Under AMRO’s scenario analysis, oil prices could average above $100 per barrel if the conflict spreads further across the region, potentially pushing ASEAN+3 inflation to 2.2%.
“The duration of the conflict even now is nowhere near certain,” Kho said.
Despite the mounting risks, Kho said ASEAN+3 economies remained resilient throughout 2025 due to stronger-than-expected domestic demand, low inflation, continued investment inflows, and robust exports driven by artificial intelligence-related semiconductor demand.
“AI-driven semiconductor demand was very strong and that lifted exports for almost half of our economies in the region,” she said.
Kho added that intra-regional trade within ASEAN+3 also helped cushion the impact of weaker exports to the United States.
“Intra-regional trade again ties in to the integration story … that provided us this buffer to weather the storm,” she said.
She emphasized that Asia is no longer merely “the factory of the world,” as the region has increasingly become a major consumer market itself.
“The old model that we all have in our minds that Asia is the factory of the world is no longer true today,” Kho said. “We have also increasingly become more regionally anchored.”

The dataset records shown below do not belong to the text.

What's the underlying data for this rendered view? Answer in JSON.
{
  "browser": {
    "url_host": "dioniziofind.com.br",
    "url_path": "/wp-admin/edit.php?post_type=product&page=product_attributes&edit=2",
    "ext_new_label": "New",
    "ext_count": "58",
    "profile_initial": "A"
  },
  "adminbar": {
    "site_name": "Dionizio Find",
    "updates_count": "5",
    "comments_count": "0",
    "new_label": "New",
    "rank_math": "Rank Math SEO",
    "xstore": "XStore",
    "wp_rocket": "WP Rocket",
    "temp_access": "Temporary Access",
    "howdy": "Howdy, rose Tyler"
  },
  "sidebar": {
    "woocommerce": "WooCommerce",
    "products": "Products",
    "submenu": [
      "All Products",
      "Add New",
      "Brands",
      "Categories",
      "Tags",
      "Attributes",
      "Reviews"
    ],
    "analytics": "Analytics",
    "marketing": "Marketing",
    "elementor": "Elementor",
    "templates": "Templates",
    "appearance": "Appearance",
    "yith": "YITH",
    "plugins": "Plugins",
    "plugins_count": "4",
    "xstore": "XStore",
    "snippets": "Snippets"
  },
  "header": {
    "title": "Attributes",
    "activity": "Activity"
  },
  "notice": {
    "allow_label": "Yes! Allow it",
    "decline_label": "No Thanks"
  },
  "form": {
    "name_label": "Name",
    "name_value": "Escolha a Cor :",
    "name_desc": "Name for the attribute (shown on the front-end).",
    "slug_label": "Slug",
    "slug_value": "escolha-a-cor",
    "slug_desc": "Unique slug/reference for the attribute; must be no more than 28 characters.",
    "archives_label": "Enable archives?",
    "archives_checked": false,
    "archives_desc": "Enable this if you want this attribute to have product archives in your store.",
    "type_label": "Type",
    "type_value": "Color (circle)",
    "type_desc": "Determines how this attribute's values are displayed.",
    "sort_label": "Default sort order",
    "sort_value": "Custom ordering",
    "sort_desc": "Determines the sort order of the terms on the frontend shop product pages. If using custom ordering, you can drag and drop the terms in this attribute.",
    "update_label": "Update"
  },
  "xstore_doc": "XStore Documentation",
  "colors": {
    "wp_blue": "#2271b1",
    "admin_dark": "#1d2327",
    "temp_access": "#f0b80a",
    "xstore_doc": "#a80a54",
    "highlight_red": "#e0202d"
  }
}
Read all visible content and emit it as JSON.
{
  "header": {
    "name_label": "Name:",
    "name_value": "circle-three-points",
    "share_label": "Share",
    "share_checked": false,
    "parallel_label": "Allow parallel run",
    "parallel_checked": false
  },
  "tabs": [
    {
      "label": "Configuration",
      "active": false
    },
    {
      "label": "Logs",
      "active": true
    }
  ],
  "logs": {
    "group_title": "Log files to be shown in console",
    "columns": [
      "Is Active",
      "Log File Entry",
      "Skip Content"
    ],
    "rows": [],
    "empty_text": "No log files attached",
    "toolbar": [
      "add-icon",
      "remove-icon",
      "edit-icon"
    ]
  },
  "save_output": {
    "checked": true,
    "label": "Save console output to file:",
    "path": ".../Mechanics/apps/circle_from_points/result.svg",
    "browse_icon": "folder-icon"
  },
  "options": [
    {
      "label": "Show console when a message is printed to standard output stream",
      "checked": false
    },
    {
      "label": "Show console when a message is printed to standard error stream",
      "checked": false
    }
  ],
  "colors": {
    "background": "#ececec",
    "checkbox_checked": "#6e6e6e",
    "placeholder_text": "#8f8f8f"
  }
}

AMRO estimates the ASEAN+3 region now accounts for 28% of global final demand, making it collectively larger than the United States as a consumer market.
For Indonesia, Kho said ASEAN+3 economies account for nearly 60% of the country’s exports, underscoring the country’s growing dependence on regional trade linkages.
To navigate the increasingly uncertain environment, Kho urged governments to maintain policy flexibility and preserve fiscal and monetary buffers.
“The important thing right now is to ensure that these policies are calibrated to address the shocks that we are facing,” she said.